Let $t>0$, and for $k=0,1,2,...,$ let $ b_k=k^t, a_k=(b_k+b_{k+1})/2$, and set $$A(n,t)=\prod_{k=0}^{n-1}\frac{b_n-a_k}{b_n-b_k}.$$ How does one prove (or disprove) that for any fixed $t>0$, $A(n,t)$ is decreasing and approach $0$ as $n \rightarrow \infty$ ? The result is true for $t=1$ since $A(n,1)=\frac{{2n-1 \choose n-1}}{2^{2n-1}}$, and numerical computations suggests it holds for all $t>0$. It seems to require different convexity for $t \ge 1 $ and $t \le 1$.
Motivation: Since $0<A(n,t)<1$, we know all the polynomials $$u_{n,t}(x)=\prod_{k=0}^{n-1}(x+a_k)-A(n,t) \prod_{k=0}^{n-1}(x+b_k),$$ has only real and simple roots by arguments in this previous MO (for the case $t=1$).
"Interlacing property" of certain polynomials
The same argument will imply that the zeros of $u_{n,t}(x)$ interlace if $A(n,t)$ is decreasing, and the $k$th largest root $\lambda_{n,k}$ will converge to $-a_{k-1}$ if we know $A(n,t) \rightarrow 0$. Note $u_{n,t}(-b_n)=0$ as in the case $t=1$.

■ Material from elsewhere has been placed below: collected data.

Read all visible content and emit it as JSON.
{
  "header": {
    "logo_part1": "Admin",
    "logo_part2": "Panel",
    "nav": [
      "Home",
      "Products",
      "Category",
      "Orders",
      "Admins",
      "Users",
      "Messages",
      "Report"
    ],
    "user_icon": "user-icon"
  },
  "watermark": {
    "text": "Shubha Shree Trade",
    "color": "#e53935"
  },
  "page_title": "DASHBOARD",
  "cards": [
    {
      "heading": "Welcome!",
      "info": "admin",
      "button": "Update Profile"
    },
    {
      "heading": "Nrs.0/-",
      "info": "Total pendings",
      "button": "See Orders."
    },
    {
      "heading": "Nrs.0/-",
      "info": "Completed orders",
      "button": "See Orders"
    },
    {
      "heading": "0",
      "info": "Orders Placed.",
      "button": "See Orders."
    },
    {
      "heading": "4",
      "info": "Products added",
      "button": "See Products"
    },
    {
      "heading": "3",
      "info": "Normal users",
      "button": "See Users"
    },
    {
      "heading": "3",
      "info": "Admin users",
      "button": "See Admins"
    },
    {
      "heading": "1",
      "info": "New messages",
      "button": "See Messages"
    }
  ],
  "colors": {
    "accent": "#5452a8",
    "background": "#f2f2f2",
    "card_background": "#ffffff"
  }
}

A more general question is if we only know $0=b_0<a_0<b_1<a_1<b_2<a_2<... \rightarrow \infty$ are two interlacing sequence of real numbers, in which case $u_{n,t}(x)$ still have only real and simple roots. Are there general conditions on $a_n,b_n$ to ensure $A(n,t)$ will be decreasing and approach zero?